John Graham (1881-1961)

John Graham (1881-1961)

Head of a Young Woman
signed and dated 'GRAHAM XXXXIV' (lower left)
silverpoint and graphite on paper
8 ¾ x 8 ¾ in. (22.2 x 22.2 cm.)
Drawn in 1944.

Portrait of a Princess
signed twice and dated 'GRAHAM XXXXII' (lower right)
graphite on paper
image: 11 ¼ x 8 ¼ in. (28.6 x 21 cm.)
sheet: 13 ¾ x 9 ¾ in. (34.9 x 24.8 cm.)
Drawn in 1942.
Private collection, acquired directly from the artist
By descent from the above to the present owner
West Palm Beach, Norton Gallery of Art; Pensacola Museum of Art; Little Rock, Arkansas Arts Center and Springfield, Massachusetts, Museum of Fine Arts, The Fine Line: Drawing with Silver in America, March 1985-January 1986, pp. 54 and 97, no. 30 (Head of a Young Woman exhibited and illustrated).
Purchase, State University of New York, Neuberger Museum; Newport Beach, Newport Harbor Art Museum; Berkeley, University of California, University Art Museum; University of Chicago, David and Alfred Smart Gallery and Washington, D.C., Phillips Collection, John Graham: Artist and Avatar, June 1987-September 1988, pp. 69-70 and 154, no. 65 (Head of a Young Woman exhibited and illustrated).

Lot Essay

Though dated only two years apart, these two works on paper depict the heads of two women with radically different stylistic approaches. Graham, who would greatly influence a generation of Abstract Expressionists painters such as Jackson Pollock, Willem de Kooning and Franz Kline, was a decidedly figurative painter, albeit not a realist one. Portrait of a Princess depicts an imaginary, even mythic and divine, female ideal in a style reminiscent of sinewy and curvaceous lines of his European contemporaries Picasso
and Matisse. Where Portrait of a Princess is a fictional portrait, Head of a Woman, like so many of Graham’s female portraits from the 1940s and 1950s, was inspired by his relationship with Marianne Strate, the mother of famed gallerist Ileana Sonnabend.

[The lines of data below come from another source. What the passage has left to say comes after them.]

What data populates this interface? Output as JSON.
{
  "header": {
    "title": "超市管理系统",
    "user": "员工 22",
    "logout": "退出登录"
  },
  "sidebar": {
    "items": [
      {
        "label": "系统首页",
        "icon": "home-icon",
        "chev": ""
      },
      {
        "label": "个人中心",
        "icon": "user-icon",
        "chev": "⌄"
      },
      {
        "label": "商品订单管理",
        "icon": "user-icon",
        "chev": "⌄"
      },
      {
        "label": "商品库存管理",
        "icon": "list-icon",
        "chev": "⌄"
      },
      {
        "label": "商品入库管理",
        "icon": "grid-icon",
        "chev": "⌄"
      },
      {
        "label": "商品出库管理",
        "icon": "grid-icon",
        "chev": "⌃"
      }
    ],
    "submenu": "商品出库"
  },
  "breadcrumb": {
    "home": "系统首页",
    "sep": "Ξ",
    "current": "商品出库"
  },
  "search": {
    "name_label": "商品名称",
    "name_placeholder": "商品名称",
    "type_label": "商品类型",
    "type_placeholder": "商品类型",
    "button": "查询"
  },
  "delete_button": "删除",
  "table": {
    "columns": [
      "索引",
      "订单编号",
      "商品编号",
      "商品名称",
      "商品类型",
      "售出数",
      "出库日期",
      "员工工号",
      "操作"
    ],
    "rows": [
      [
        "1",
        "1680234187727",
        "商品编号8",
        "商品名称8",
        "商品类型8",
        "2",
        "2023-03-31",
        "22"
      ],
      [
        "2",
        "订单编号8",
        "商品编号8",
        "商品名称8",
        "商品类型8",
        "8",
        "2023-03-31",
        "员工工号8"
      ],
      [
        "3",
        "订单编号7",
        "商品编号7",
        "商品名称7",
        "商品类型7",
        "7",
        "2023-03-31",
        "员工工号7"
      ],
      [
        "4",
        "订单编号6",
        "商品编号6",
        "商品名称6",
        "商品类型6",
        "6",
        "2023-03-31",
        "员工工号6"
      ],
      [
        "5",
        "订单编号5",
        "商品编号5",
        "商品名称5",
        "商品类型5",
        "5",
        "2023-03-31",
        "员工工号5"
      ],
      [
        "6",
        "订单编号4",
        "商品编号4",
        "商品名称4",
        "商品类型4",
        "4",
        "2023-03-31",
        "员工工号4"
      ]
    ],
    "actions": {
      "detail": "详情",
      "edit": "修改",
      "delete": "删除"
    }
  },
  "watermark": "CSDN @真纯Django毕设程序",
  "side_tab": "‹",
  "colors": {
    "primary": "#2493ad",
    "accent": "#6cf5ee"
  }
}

Executed in 1944 within a year of meeting here, the drawing expresses the tenderness he felt towards his beloved. Here, Graham exercises his technical skill as a draftsman, rendering the Strate’s head with a subtle touch using the elegant medium of silverpoint to express the fine curves of her face. As Graham connoisseur and curator of the artist’s 1987 retrospective at The Philips Collection in Washington, D.C., Eleanor Green notes about the drawing, Strate herself may have encourage the artist’s forays with silverpoint, given her experience as an accomplished book binder.

Green writes, “It is possible to be fairly accurate in dating paintings within the span of years Graham and Marianne spent together, because they have a Renaissance air of controlled balance [quite a contrast to the artist’s mercurial temperament], with none of the arcane, expressionist motifs of the later paintings” (E. Green, John Graham: Artist and Avatar, exh. cat.; Phillips Collection, Washington, D.C., 1987, p. 68).